2021.12.28
, EurekAlert より:
運動は筋肉を鍛えるだけでなく、脂肪肝の発症を防ぐこともできる? ドイツ糖尿病研究センター(DZD)などの研究チームは、その過程で起こる肝臓ミトコンドリアにおける分子適応を報告した。
世界中で4人に1人が非アルコール性肝疾患(NAFLD)に苦しんでいる。影響を受ける人々はしばしば2型糖尿病を患っており、肝硬変や心血管疾患のリスクも高くなっている。さらに、NAFLDは死亡率の増加と関連する。エネルギー摂取量と消費量の不均衡が病気の原因として検討されている。これは肝臓に脂肪蓄積を引き起こし、時間の経過とともにミトコンドリアの機能を損なう。どちらも肝臓のインスリン抵抗性と肝臓の炎症のリスク因子である。
NAFLDを予防と治療には、身体活動を増加させる生活習慣が推奨される。定期的な運動がエネルギー摂取量の増加に対する肝臓の適応をどのように変化させるか、そしてこのプロセスで骨格筋がどのような役割を果たしているかを、研究チームは調査した。
共筆頭著者のミリアム・ホーネ博士とリサ・カプラー博士ら研究チームは、マウスに高エネルギー食を与えた。一部のマウスは、定期的なトレッドミル運動トレーニングも受けた。6週間の介入の後、研究者らは、マウスの肝臓と筋肉のトランスクリプトーム、ミトコンドリア・プロテオーム、脂質組成、およびミトコンドリア機能の変化を調べた。
その結果、運動トレーニングが肝臓のグルコースとフルクトースの分解、およびミトコンドリアのピルビン酸代謝の重要な酵素を調節することが示されたという。このようにして、ミトコンドリア呼吸と脂質合成のための基質負荷を減らすことが可能であった。その結果として、肝臓に蓄積される脂肪が少なくなり、ジアシルグリセロールなど特定の脂質が低下した。さらに、運動トレーニングを受けたマウスでは、グルコース制御が改善された。さらに、骨格筋の呼吸能力の増加は、肝臓の代謝ストレスを軽減した。
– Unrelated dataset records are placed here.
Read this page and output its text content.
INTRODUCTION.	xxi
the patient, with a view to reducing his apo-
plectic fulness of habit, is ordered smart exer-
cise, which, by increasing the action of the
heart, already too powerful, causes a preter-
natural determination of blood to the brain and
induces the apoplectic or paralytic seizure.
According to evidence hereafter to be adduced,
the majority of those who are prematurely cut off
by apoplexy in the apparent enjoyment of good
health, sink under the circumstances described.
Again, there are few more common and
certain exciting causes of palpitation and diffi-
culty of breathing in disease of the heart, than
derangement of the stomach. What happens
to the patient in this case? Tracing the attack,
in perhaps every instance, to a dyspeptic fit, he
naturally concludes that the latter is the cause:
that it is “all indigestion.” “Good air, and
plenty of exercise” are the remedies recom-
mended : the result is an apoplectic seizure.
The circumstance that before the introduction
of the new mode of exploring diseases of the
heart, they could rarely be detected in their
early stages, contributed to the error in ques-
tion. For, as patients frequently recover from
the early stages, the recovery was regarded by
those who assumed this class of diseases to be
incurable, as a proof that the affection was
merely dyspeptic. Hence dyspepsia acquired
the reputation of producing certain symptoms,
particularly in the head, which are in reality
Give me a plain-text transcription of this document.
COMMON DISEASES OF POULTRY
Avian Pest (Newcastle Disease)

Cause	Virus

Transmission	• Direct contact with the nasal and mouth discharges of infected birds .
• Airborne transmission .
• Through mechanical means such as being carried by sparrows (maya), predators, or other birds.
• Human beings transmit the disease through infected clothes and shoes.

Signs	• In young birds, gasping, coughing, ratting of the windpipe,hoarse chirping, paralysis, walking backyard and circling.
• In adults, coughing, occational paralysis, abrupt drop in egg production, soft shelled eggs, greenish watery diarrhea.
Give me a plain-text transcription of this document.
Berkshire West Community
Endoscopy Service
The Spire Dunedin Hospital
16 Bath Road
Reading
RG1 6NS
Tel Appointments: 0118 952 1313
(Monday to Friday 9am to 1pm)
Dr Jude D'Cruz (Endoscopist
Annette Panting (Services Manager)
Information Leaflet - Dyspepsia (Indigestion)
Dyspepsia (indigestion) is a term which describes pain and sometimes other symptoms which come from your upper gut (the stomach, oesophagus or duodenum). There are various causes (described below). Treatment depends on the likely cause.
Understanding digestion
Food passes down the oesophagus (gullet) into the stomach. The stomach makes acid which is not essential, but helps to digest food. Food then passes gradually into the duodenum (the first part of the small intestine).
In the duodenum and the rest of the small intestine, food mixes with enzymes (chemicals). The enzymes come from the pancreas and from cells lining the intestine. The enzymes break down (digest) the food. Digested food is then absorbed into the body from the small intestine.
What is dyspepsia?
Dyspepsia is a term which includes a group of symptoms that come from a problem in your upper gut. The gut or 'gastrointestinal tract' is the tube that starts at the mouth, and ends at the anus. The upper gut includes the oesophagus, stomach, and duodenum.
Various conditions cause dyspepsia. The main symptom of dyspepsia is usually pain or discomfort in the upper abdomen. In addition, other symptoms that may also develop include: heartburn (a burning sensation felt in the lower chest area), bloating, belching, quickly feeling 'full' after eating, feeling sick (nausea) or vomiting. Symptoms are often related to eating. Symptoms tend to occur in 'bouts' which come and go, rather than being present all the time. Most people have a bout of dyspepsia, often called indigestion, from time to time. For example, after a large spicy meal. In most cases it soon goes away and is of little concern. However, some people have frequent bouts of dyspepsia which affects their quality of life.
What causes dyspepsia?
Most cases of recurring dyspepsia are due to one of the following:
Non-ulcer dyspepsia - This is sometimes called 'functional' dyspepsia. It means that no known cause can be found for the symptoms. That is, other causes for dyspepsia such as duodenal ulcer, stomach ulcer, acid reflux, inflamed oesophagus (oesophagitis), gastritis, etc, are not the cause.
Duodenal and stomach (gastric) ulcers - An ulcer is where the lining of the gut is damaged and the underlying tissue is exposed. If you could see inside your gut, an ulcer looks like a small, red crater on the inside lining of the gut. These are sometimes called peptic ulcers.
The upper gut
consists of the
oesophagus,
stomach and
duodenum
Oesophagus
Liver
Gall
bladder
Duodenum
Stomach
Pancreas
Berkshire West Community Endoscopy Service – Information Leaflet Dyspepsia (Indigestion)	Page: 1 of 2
システム生物学のデータは、高エネルギー食、運動トレーニング、および組み合わせ効果への、肝臓と筋肉の分子適応に関する包括的な洞察を提供するものだという。
「この結果は、ミトコンドリアのピルビン酸トランスポーターなど、ここで見つかったいくつかの標的に対して阻害剤をテストする進行中の臨床研究のアプローチと非常によく一致します」と主任研究者のコーラ・ヴァイガート教授は述べている。「それはまた、定期的な身体活動が代謝経路の重要なノードであると同時に多くの標的を調節することを示しています。これは単剤療法では達成できない効果です。」